Esta parábola ha sido puesta al servicio para apoyar la idea de que solo los creyentes devotos y despiertos se encontrarán con el Señor cuando Él venga, y que los creyentes de menor mérito serán castigados. Creemos que esto es un error. El punto a lo largo de este pasaje es la forma en que la venida del Señor hará una separación completa entre aquellos que realmente son Suyos y aquellos que no lo son. En esta parábola vemos la separación que se hace entre lo real y lo espurio en la esfera de la profesión, y el sello del Espíritu sólo lo poseen los que son verdaderamente de Cristo. El cierre de la puerta selló el rechazo de lo falso. Los necios no representan a los descarriados que una vez conocieron al Señor y fueron conocidos por Él. La palabra no es “Te conocí una vez, pero ahora te repudio”, sino más bien: “No te conozco”. Ahora bien, el Señor conoce a los que son suyos, pero éstos eran extraños para él.
En el versículo 13, el Señor aplica esta parábola a Sus discípulos y a nosotros. No sabemos el tiempo de la venida del Hijo del Hombre, y debemos estar atentos.
De este modo, una y otra vez lleva Su enseñanza profética a nuestro carácter y a nuestra conducta. Él no nos da luz en cuanto a lo que viene solo para informar nuestras mentes y satisfacer nuestros deseos para nosotros. Así que, habiéndonos exhortado a la vigilancia, procede a mostrar en el resto de este capítulo cómo su venida nos va a afectar como siervos, y de hecho cómo afectará al mundo. El desenredo que va a producir será completo.
La parábola de los siervos y los talentos se introduce para reforzar la exhortación a velar, dada en el versículo 13; y muestra cómo la venida del Hijo del Hombre probará a todos los que ocupen el lugar de ser Sus siervos, y conducirá a la expulsión de todo lo que es irreal. Es un pensamiento calculado para tranquilizarnos a todos, que durante el tiempo de Su ausencia, el Señor ha confiado Sus “bienes” a Su pueblo. Sus intereses han sido puestos en nuestras manos, y no podemos evitar el punto de la parábola diciendo: “No tengo ningún don especial y, por lo tanto, no se aplica a mí”.

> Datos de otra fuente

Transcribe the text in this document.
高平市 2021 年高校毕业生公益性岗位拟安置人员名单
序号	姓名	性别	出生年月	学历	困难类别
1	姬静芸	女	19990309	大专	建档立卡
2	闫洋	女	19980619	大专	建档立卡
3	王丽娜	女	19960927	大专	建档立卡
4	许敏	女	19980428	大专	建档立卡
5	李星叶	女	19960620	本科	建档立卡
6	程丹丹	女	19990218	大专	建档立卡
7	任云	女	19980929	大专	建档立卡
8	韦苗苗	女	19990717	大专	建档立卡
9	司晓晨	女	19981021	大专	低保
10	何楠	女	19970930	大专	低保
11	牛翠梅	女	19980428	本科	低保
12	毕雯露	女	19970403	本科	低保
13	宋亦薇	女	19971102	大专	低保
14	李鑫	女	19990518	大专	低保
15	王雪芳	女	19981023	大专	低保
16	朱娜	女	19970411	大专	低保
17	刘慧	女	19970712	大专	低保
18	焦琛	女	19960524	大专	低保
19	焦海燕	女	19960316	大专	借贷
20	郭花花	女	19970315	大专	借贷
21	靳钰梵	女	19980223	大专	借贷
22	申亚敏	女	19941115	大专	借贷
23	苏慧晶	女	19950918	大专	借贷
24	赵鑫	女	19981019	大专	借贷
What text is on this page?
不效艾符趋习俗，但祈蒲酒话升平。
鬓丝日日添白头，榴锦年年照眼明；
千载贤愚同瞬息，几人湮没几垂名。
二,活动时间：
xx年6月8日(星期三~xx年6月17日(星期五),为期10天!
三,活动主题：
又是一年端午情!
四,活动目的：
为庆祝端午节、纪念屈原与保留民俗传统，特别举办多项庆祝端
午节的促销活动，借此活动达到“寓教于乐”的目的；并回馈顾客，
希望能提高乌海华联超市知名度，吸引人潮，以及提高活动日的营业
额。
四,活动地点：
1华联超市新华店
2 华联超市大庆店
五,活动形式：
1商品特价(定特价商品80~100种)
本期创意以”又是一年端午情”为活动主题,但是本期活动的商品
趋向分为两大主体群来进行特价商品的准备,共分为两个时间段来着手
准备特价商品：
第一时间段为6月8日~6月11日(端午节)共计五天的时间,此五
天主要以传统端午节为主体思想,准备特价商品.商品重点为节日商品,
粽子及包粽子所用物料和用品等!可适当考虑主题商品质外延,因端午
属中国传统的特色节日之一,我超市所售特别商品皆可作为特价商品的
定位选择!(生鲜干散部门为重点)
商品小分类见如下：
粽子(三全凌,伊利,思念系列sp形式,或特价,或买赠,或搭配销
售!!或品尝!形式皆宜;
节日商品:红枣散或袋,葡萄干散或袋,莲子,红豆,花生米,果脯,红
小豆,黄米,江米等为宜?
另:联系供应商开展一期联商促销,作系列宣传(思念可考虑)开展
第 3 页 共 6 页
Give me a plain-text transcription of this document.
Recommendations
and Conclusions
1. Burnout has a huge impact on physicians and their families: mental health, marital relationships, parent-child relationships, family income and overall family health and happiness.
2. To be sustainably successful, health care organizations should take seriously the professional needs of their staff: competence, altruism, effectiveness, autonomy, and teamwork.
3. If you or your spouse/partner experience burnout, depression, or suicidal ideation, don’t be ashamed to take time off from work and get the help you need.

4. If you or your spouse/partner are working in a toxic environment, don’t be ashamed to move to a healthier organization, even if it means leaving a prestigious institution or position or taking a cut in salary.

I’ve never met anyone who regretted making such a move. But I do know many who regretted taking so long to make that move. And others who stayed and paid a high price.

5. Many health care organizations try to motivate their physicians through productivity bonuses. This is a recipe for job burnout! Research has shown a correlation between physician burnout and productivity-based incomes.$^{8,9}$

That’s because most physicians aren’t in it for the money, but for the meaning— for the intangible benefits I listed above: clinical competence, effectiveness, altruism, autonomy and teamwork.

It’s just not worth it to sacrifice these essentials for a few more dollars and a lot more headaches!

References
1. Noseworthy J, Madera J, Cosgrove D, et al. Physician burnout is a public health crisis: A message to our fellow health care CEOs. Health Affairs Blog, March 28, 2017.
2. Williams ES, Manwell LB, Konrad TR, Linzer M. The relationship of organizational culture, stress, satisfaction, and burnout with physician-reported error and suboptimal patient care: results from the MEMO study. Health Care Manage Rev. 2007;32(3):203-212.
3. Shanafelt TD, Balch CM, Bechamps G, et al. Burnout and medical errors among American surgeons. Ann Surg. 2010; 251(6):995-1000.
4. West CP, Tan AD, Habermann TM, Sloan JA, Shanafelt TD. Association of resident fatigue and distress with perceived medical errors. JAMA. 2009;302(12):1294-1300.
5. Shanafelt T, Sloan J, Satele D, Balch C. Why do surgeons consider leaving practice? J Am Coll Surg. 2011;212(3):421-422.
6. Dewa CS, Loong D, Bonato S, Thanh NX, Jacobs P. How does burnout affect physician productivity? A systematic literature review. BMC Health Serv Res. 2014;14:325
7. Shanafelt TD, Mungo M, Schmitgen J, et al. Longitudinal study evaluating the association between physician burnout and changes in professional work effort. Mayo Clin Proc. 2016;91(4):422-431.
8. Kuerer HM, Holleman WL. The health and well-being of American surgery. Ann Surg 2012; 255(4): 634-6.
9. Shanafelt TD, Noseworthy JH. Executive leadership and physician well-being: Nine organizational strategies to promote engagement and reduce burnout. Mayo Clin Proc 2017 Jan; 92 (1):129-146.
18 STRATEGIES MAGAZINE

El amo entregaba sus bienes a sus siervos, “cada uno” de ellos, y tenía el discernimiento que le permitía evaluar la capacidad de cada uno, y por lo tanto repartía a cada uno “según sus diversas habilidades” (cap. 25:15). Por lo tanto, podemos distinguir entre los dones que se nos pueden otorgar y las habilidades que podemos poseer, recordando siempre que el Señor ajusta la relación entre las dos cosas. Nuestras habilidades cubrirían tanto nuestras facultades naturales como nuestras espirituales, y si éstas no son muy grandes, cinco talentos, o incluso dos, podrían ser sólo una carga para nosotros. Si eso es así, el Señor lo sabe y solo nos da uno. Podríamos relacionar esto con los dones de los que se habla en Romanos 12:6-15, que son de tal carácter que cubren a todo el pueblo de Dios. Ya sea que el regalo otorgado sea grande o pequeño, lo mejor es usarlo con diligencia.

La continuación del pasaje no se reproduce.